I’m just manually restarting all my nightly backups which normally happen during the time the computer was down, and then I’m going to try to get an hour or two sleep.

Forth? Why Forth?

Had a dream last night, in which the programming language Forth played a big role. Which is a bit of a puzzlement because I’ve never learned to program in Forth. There was a time when Forth was tagged as the next big thing and every computer magazine had articles about it, but that was around the time when commercial software started advertising “written in C for speed” and an interpreted language like Forth didn’t have a chance. I believe Forth became the core of PostScript.
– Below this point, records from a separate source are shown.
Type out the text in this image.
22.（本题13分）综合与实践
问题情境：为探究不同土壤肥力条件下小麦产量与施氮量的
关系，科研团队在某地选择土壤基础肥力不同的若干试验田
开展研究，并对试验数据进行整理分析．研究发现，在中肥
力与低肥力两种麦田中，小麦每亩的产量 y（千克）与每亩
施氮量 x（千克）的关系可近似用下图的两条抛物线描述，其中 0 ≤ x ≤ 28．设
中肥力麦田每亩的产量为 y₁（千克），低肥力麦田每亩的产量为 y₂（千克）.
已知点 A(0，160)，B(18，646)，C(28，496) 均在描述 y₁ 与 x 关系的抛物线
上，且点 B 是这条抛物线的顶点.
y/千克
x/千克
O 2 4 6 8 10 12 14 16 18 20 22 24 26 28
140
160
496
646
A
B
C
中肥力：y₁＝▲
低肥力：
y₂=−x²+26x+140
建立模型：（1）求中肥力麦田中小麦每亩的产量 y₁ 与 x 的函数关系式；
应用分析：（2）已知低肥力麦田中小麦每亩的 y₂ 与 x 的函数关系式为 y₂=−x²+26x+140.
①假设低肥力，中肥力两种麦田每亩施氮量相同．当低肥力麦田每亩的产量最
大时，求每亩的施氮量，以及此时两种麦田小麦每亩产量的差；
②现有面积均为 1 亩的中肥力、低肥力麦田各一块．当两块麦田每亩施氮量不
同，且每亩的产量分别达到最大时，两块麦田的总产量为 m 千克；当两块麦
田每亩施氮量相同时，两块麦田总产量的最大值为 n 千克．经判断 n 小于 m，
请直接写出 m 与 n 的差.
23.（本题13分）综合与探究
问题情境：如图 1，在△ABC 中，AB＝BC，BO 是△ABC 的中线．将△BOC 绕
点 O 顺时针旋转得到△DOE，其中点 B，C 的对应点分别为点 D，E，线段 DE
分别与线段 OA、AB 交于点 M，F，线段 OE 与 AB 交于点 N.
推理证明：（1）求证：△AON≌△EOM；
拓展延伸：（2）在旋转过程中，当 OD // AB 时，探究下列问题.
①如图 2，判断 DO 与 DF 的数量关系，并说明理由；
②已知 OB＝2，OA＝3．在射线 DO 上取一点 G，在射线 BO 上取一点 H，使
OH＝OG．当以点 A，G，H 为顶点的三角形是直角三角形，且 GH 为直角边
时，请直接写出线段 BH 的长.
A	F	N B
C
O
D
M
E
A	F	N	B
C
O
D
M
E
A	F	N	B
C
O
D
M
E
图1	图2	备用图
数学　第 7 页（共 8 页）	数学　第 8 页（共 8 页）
The first thing I remember from the dream is seeing two small computers with a wire connecting their ‘pin 1’s. Somebody asked the Forth guru why they were connected, and I said “I know that, it’s so their clocks are in sync” and I said something about events on rising edges. I have no idea what that’s about – I’ve never done anything that low level. Evidently my dream self has been taking electrical engineering courses.
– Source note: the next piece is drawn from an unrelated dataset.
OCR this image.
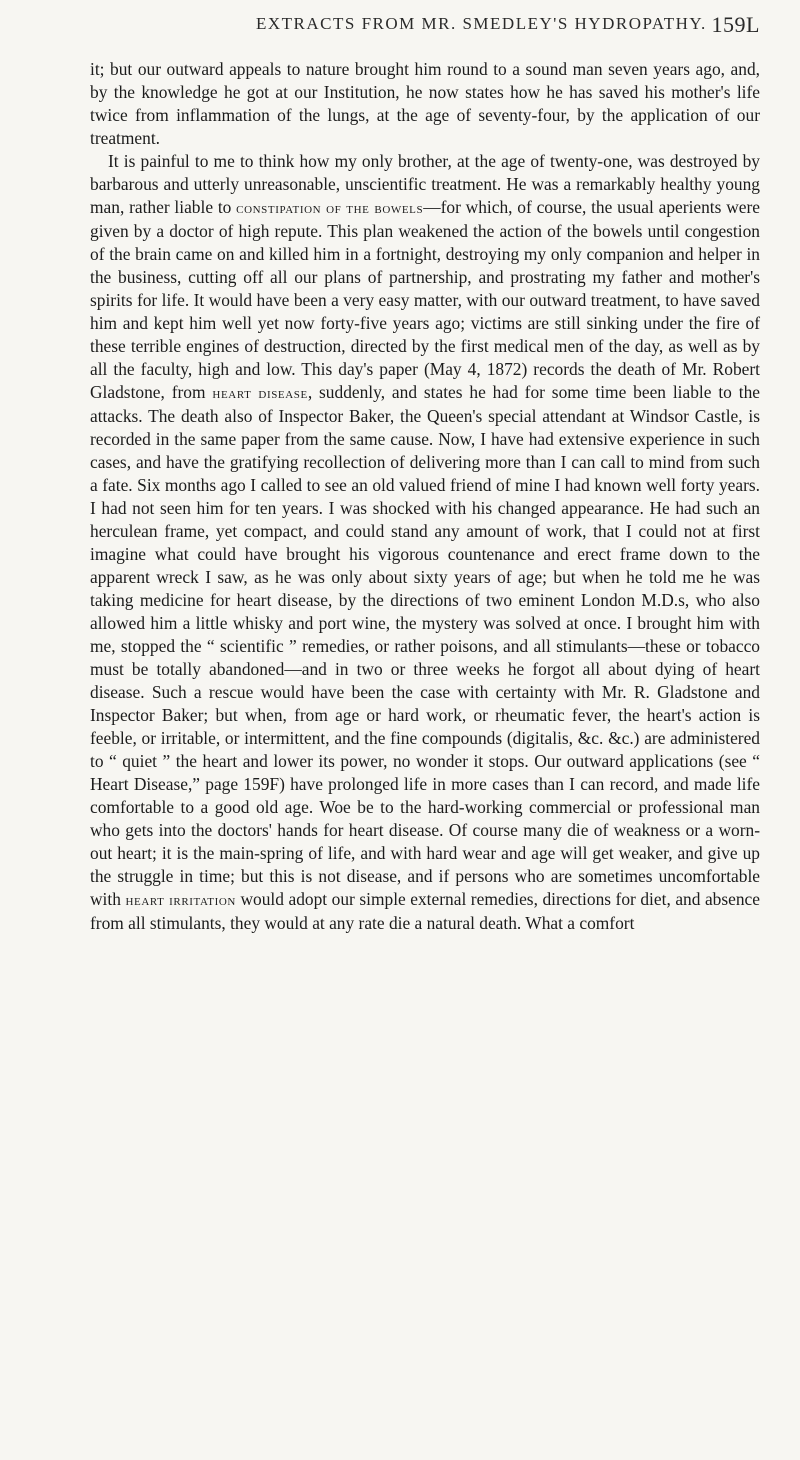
EXTRACTS FROM MR. SMEDLEY'S HYDROPATHY. 159L

it; but our outward appeals to nature brought him round to a sound man seven years ago, and, by the knowledge he got at our Institution, he now states how he has saved his mother's life twice from inflammation of the lungs, at the age of seventy-four, by the application of our treatment.

It is painful to me to think how my only brother, at the age of twenty-one, was destroyed by barbarous and utterly unreasonable, unscientific treatment. He was a remarkably healthy young man, rather liable to constipation of the bowels—for which, of course, the usual aperients were given by a doctor of high repute. This plan weakened the action of the bowels until congestion of the brain came on and killed him in a fortnight, destroying my only companion and helper in the business, cutting off all our plans of partnership, and prostrating my father and mother's spirits for life. It would have been a very easy matter, with our outward treatment, to have saved him and kept him well yet now forty-five years ago; victims are still sinking under the fire of these terrible engines of destruction, directed by the first medical men of the day, as well as by all the faculty, high and low. This day's paper (May 4, 1872) records the death of Mr. Robert Gladstone, from heart disease, suddenly, and states he had for some time been liable to the attacks. The death also of Inspector Baker, the Queen's special attendant at Windsor Castle, is recorded in the same paper from the same cause. Now, I have had extensive experience in such cases, and have the gratifying recollection of delivering more than I can call to mind from such a fate. Six months ago I called to see an old valued friend of mine I had known well forty years. I had not seen him for ten years. I was shocked with his changed appearance. He had such an herculean frame, yet compact, and could stand any amount of work, that I could not at first imagine what could have brought his vigorous countenance and erect frame down to the apparent wreck I saw, as he was only about sixty years of age; but when he told me he was taking medicine for heart disease, by the directions of two eminent London M.D.s, who also allowed him a little whisky and port wine, the mystery was solved at once. I brought him with me, stopped the “ scientific ” remedies, or rather poisons, and all stimulants—these or tobacco must be totally abandoned—and in two or three weeks he forgot all about dying of heart disease. Such a rescue would have been the case with certainty with Mr. R. Gladstone and Inspector Baker; but when, from age or hard work, or rheumatic fever, the heart's action is feeble, or irritable, or intermittent, and the fine compounds (digitalis, &c. &c.) are administered to “ quiet ” the heart and lower its power, no wonder it stops. Our outward applications (see “ Heart Disease,” page 159F) have prolonged life in more cases than I can record, and made life comfortable to a good old age. Woe be to the hard-working commercial or professional man who gets into the doctors' hands for heart disease. Of course many die of weakness or a worn-out heart; it is the main-spring of life, and with hard wear and age will get weaker, and give up the struggle in time; but this is not disease, and if persons who are sometimes uncomfortable with heart irritation would adopt our simple external remedies, directions for diet, and absence from all stimulants, they would at any rate die a natural death. What a comfort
Later I was talking to the guru in front of three real train tracks, and every time a train went by a single alphanumeric letter above the track lit up. I wonder if that is some dream reference to the famous Tech Model Railway Club, but I really only know about them from the Jargon File. I wonder if they used Forth?

Later the guru was showing me about ports to respond to external events and control things like lights and heat in a house. I distinctly remember a panel showing four room mates and an indicator of whether they were using Forth to control their thermostats or not.
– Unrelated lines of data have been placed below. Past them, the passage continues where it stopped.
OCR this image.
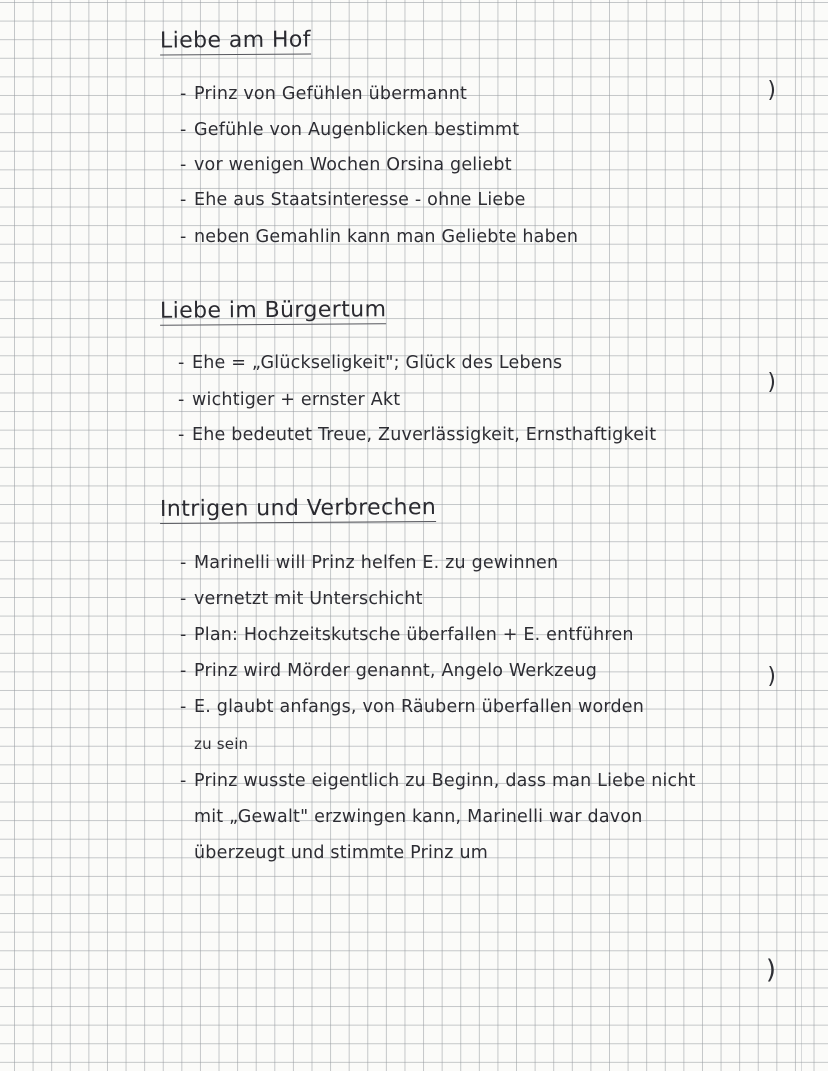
Liebe am Hof
- Prinz von Gefühlen übermannt
- Gefühle von Augenblicken bestimmt
- vor wenigen Wochen Orsina geliebt
- Ehe aus Staatsinteresse - ohne Liebe
- neben Gemahlin kann man Geliebte haben
Liebe im Bürgertum
- Ehe = „Glückseligkeit"; Glück des Lebens
- wichtiger + ernster Akt
- Ehe bedeutet Treue, Zuverlässigkeit, Ernsthaftigkeit
Intrigen und Verbrechen
- Marinelli will Prinz helfen E. zu gewinnen
- vernetzt mit Unterschicht
- Plan: Hochzeitskutsche überfallen + E. entführen
- Prinz wird Mörder genannt, Angelo Werkzeug
- E. glaubt anfangs, von Räubern überfallen worden
zu sein
- Prinz wusste eigentlich zu Beginn, dass man Liebe nicht
mit „Gewalt" erzwingen kann, Marinelli war davon
überzeugt und stimmte Prinz um
)
)
)
)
Anyway, it seems odd to me to be dreaming about a programming language I’ve never used, and low level hardware stuff I’ve never done. Not sure if that’s a subconscious reflection of my recent surgery, or trying to do object oriented programming in Perl.

Perl and IDEs

From about 1987 to about 4 or 5 years ago, I did all my software development using vi (and later gvim), ctags, and all the Unix command line tools. But towards the end of my time at Kodak, I got the Eclipse religion, at least as far as doing Java. Sure, I dislike having to move my hands away from the keys to move the cursor around all the time, but the code completion, integrated debugging and all that other good stuff won me over. The ability to click on an existing method call and see the javadoc for the method and to hit F3 and be taken to the actual code was a game changer for me. So much better than ctags. But for non-Java, whether shell scripts at work or perl at home, I still relied on gvim and the other command line tools.

But I’m about to start a huge and long term perl project, a large part of which is trying to learn all I can about an existing open source code base. So I wanted to see if an IDE would give me an advantage in terms of moving around the code I’m trying to learn. I installed the EPIC plugin for Eclipse, and also a dedicated perl IDE called “Padre”, and noodled around on both, and so far I’m forced to conclude that neither of them are as useful in perl as Eclipse is in Java. The biggest missing feature seems to be that F3 gets me the wrong function or method declaration most of the time. I don’t know why, possibly the typing system in perl is too weak for the sort of analysis and introspection that Eclipse does in Java.

So I think I’m going to be back to doing gvim and ctags and find and grep and perldoc and all the other fun stuff.